Posted by Emily Werth, Fellow | Posted on: July 01, 2014 at 11:53 am

Earlier this month I was thrilled to be present as the Delaware Senate unanimously voted in favor of S.B. 212 — the state’s version of the Pregnant Workers Fairness Act (PWFA). And yesterday the state House of Representatives followed suit in another unanimous vote on the bill. Once the Governor signs this landmark piece of legislation, Delaware will become the 13th state to provide for workplace accommodations for at least some pregnant workers.

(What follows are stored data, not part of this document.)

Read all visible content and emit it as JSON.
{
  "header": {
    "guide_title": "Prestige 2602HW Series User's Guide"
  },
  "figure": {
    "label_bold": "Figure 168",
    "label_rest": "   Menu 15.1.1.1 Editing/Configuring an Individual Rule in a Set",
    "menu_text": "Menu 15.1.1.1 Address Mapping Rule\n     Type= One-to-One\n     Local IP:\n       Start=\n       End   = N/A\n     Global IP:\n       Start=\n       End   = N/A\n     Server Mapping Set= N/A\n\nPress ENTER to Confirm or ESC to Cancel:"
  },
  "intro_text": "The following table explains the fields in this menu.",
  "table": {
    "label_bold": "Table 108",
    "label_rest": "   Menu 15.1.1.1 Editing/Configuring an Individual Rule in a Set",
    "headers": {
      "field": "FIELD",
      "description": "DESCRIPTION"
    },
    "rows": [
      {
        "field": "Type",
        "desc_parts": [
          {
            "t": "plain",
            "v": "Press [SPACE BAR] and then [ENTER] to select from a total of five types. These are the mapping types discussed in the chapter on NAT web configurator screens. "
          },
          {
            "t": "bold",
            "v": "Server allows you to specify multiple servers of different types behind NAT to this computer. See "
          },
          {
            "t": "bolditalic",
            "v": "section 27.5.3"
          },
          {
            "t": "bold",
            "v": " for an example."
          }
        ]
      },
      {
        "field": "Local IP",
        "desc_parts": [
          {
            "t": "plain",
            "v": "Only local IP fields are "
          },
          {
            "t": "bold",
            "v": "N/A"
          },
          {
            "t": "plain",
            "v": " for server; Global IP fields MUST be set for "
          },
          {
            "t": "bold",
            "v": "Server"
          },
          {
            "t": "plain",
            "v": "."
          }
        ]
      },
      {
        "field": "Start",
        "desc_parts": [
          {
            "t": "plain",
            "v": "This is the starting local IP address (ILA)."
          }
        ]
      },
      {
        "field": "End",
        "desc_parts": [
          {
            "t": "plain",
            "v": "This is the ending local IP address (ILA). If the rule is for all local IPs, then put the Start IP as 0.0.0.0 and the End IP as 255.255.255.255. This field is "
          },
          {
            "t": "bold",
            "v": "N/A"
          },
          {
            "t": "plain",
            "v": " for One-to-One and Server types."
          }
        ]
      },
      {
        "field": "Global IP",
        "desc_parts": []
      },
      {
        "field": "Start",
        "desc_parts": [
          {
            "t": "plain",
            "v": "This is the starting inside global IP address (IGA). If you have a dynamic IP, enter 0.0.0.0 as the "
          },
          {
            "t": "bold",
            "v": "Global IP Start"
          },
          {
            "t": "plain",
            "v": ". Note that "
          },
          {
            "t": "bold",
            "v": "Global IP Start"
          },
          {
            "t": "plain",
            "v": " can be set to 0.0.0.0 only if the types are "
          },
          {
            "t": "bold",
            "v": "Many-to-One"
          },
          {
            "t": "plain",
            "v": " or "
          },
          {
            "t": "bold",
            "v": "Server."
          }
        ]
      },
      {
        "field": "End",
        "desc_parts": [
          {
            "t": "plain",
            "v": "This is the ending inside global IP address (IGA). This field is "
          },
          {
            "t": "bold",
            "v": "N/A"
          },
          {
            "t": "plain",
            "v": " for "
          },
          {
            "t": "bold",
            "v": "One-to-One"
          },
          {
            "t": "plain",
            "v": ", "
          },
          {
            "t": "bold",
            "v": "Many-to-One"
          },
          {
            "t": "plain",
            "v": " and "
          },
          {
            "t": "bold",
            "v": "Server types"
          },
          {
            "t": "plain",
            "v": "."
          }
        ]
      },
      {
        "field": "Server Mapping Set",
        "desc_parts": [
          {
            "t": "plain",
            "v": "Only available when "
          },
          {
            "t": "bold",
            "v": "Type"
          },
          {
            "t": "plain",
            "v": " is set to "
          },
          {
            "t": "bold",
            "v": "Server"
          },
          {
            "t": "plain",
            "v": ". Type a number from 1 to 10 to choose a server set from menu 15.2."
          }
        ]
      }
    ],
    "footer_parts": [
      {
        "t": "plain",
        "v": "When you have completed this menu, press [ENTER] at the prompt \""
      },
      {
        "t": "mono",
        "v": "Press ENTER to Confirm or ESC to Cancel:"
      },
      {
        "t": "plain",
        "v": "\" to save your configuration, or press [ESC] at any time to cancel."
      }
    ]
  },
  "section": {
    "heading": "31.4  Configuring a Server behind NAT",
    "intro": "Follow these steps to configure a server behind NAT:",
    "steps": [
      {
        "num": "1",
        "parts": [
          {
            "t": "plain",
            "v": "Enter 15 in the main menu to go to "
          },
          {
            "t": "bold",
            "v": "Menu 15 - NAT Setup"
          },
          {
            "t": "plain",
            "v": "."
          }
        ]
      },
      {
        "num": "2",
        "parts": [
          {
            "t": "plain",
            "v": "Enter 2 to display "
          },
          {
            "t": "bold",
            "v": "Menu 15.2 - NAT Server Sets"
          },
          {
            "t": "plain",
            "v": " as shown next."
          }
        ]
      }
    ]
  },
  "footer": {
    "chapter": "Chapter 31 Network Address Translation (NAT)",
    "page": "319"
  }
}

Many women can continue working safely throughout their pregnancies, but some women find that at some point during pregnancy certain job activities — things like lifting, bending, or standing for long periods — can begin to pose a challenge. Many of these women could continue to work without risk to themselves or their pregnancies with slight job modifications. But too often employers deny pregnant workers such modifications, even if they would provide similar accommodations to workers with temporary disabilities — and force women to make an impossible choice between the health of their pregnancies and their jobs.

That is where Delaware’s PWFA bill comes in. It will ensure that pregnant women can continue to do their jobs and support their families by making it unmistakably clear that employers have to grant reasonable accommodations to women who are experiencing medical limitations as a result of pregnancy, childbirth, and related conditions, unless the accommodation would pose an undue hardship for the employer.